Dan sekarang wishlist itu terwujud. Aku menjadi orang yang sibuk *yah meskipun belum terlalu amat sibuk jika dibandingkan dengan para usahawan atau para pekerja yang sampai harus lembur di malam hari. Tapi di masaku sekarang dengan berbagai banyaknya tekanan yang membuatku hampir depresi itu menjadi salah satu kesibukan yang ku alami.  Sibuk mencari dana sponsor untuk event dekat-dekat ini, sibuk dengan proker organisasiku yang tidak kunjung usai, sibuk mencari dan menghubungi anggotaku yang kadang menghilang ditengah-tengah aku membutuhkan mereka, sibuk mencari pekerjaan part time untuk tambahan biaya perkuliahanku yang semakin mahal, belum lagi sibuk mencari uang buat ngejualin salah satu kartu paketan provider yang sempat membuatku kehabisan akal untuk menjualnya karna kecerobohanku yang keburu ambil tindakan tanpa pikir panjang dulu.

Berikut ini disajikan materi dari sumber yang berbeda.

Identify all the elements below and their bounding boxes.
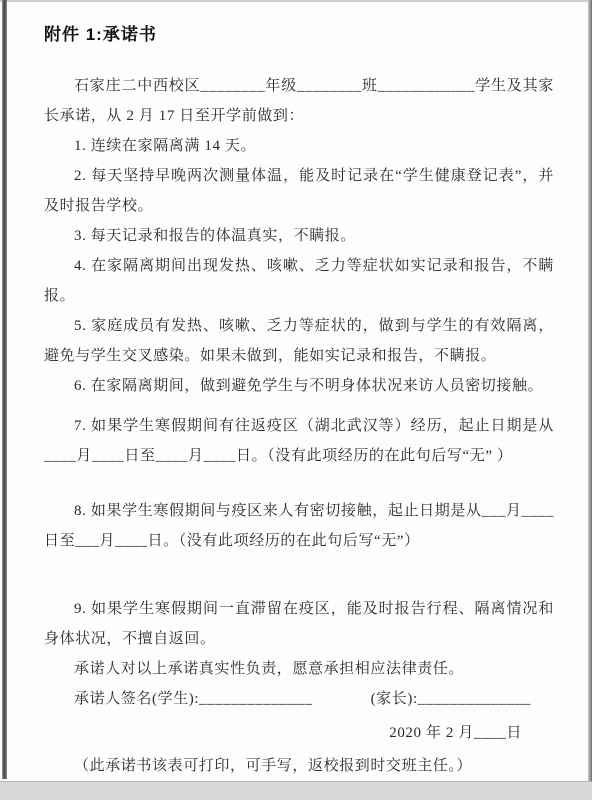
commitment-item-4: 4. 在家隔离期间出现发热、咳嗽、乏力等症状如实记录和报告，不瞒报。 bbox=[44, 251, 554, 311]
declaration-paragraph: 承诺人对以上承诺真实性负责，愿意承担相应法律责任。 bbox=[44, 654, 554, 684]
document-body: 附件 1:承诺书 石家庄二中西校区________年级________班____… bbox=[44, 20, 554, 781]
commitment-item-8: 8. 如果学生寒假期间与疫区来人有密切接触，起止日期是从___月____日至__… bbox=[44, 496, 554, 556]
signature-student-label: 承诺人签名(学生): bbox=[74, 691, 199, 707]
signature-parent-blank: ______________ bbox=[418, 691, 531, 707]
scan-edge-bottom bbox=[0, 781, 592, 800]
intro-paragraph: 石家庄二中西校区________年级________班____________学… bbox=[44, 71, 554, 131]
commitment-item-2: 2. 每天坚持早晚两次测量体温，能及时记录在“学生健康登记表”，并及时报告学校。 bbox=[44, 161, 554, 221]
footer-note: （此承诺书该表可打印，可手写，返校报到时交班主任。） bbox=[44, 751, 554, 781]
date-line: 2020 年 2 月____日 bbox=[44, 718, 554, 748]
commitment-item-3: 3. 每天记录和报告的体温真实，不瞒报。 bbox=[44, 221, 554, 251]
commitment-item-7: 7. 如果学生寒假期间有往返疫区（湖北武汉等）经历，起止日期是从____月___… bbox=[44, 411, 554, 471]
commitment-item-9: 9. 如果学生寒假期间一直滞留在疫区，能及时报告行程、隔离情况和身体状况，不擅自… bbox=[44, 594, 554, 654]
scan-edge-top bbox=[0, 0, 592, 2]
commitment-item-1: 1. 连续在家隔离满 14 天。 bbox=[44, 131, 554, 161]
signature-student-blank: ______________ bbox=[199, 691, 312, 707]
scan-edge-left bbox=[2, 0, 7, 779]
scanned-document-page: 附件 1:承诺书 石家庄二中西校区________年级________班____… bbox=[0, 0, 592, 800]
scan-edge-right bbox=[588, 0, 592, 800]
document-title: 附件 1:承诺书 bbox=[44, 20, 554, 45]
signature-parent-label: (家长): bbox=[371, 691, 418, 707]
commitment-item-5: 5. 家庭成员有发热、咳嗽、乏力等症状的，做到与学生的有效隔离，避免与学生交叉感… bbox=[44, 311, 554, 371]
signature-line: 承诺人签名(学生):______________(家长):___________… bbox=[44, 684, 554, 714]
commitment-item-6: 6. 在家隔离期间，做到避免学生与不明身体状况来访人员密切接触。 bbox=[44, 371, 554, 401]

Dan belum lagi mikirin skripsi, tugas akhir perkuliahanku.

Akar dari sebagian besar kesibukanku adalah masalah organisasi. Disaat semua teman-temanku sudah berkutik di depan layar laptopnya dengan skripsinya, aku masih aja berkutik dengan organisasiku. Sampai pernah teman-temanku bilang kalau sebagian besar waktuku habis didalam organisasi yang hanya menguras waktu dan tenagaku saja. Tapi apa boleh buat, ini juga termasuk resiko yang harus aku terima ketika ikut dalam peraturan suatu organisasi meskipun ada banyak tekanan yang membuatku harus menghentikan organisasi ini.

Capek dan jenuh adalah hal yang wajar dan sering dijumpai ketika muncul suatu permasalahan yang kadang permasalahan sebenanya sama, dan itu-itu saja. tapi dengan porsi yang berbeda. Porsi yang lebih berat dan lebih menantang.

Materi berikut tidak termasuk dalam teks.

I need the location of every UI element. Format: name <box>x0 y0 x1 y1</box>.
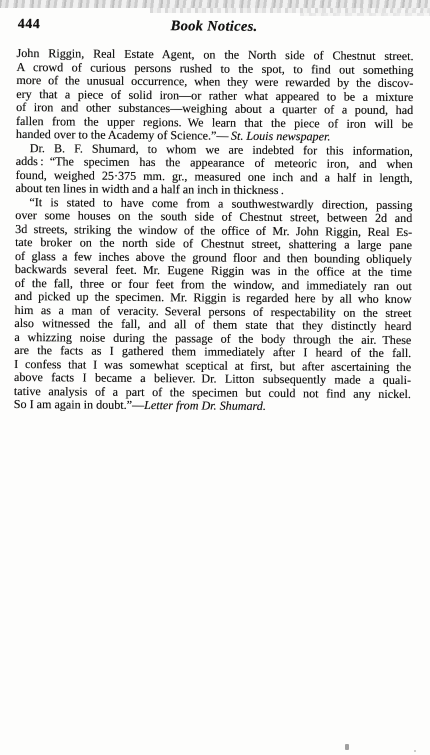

Kadang suka tiba-tiba timbul rasa iri dengan kehidupan orang lain yang lebih tertata apik dan hasilnya terlihat nyata. Daripada kesibukanku yang ternyata hasilnya masih semu. Tapi balik lagi dengan hukum alam kehidupan, kalau kata pepatah orang jawa itu sawang sinawang. Kalau kata orang sekarang rumput tetangga lebih hijau. Yang maksudnya kehidupan orang lain terlihat lebih enak, apik lebih tentram daripada kehidupan kita yang rumit, sedangkan orang lain menilai kehidupan kita lebih baik daripada kehidupan yang sedang mereka alami.

Tapi kembali lagi jika semua dipikirkan dan diresapi teringat akan hadist yang menyebutkan bahwa Allah tidak akan memberikan cobaan yang melampaui batasan keadaan seorang hambaNya. Jadi serumit apapun keadaan yang sedang dialami sekarang pasti Allah sudah memiliki jawaban yan terbaik buat kamu. Berpikir positiflah bahwa Allah sedang menyiapkan hal yang terbaik, yang tak pernah kau duga dibalik cobaan yang sedang kamu alami saat ini.


Jangan mudah putus asa, selalu bersyukur, dan ingat dengan jika diberikannya cobaan atau tantangan yang rumit kepada kita itu tandanya Allah sedang ingin memperbaiki diri kita dan mau kita menjadi lebih baik dan lebih kuat dari sebelumnya.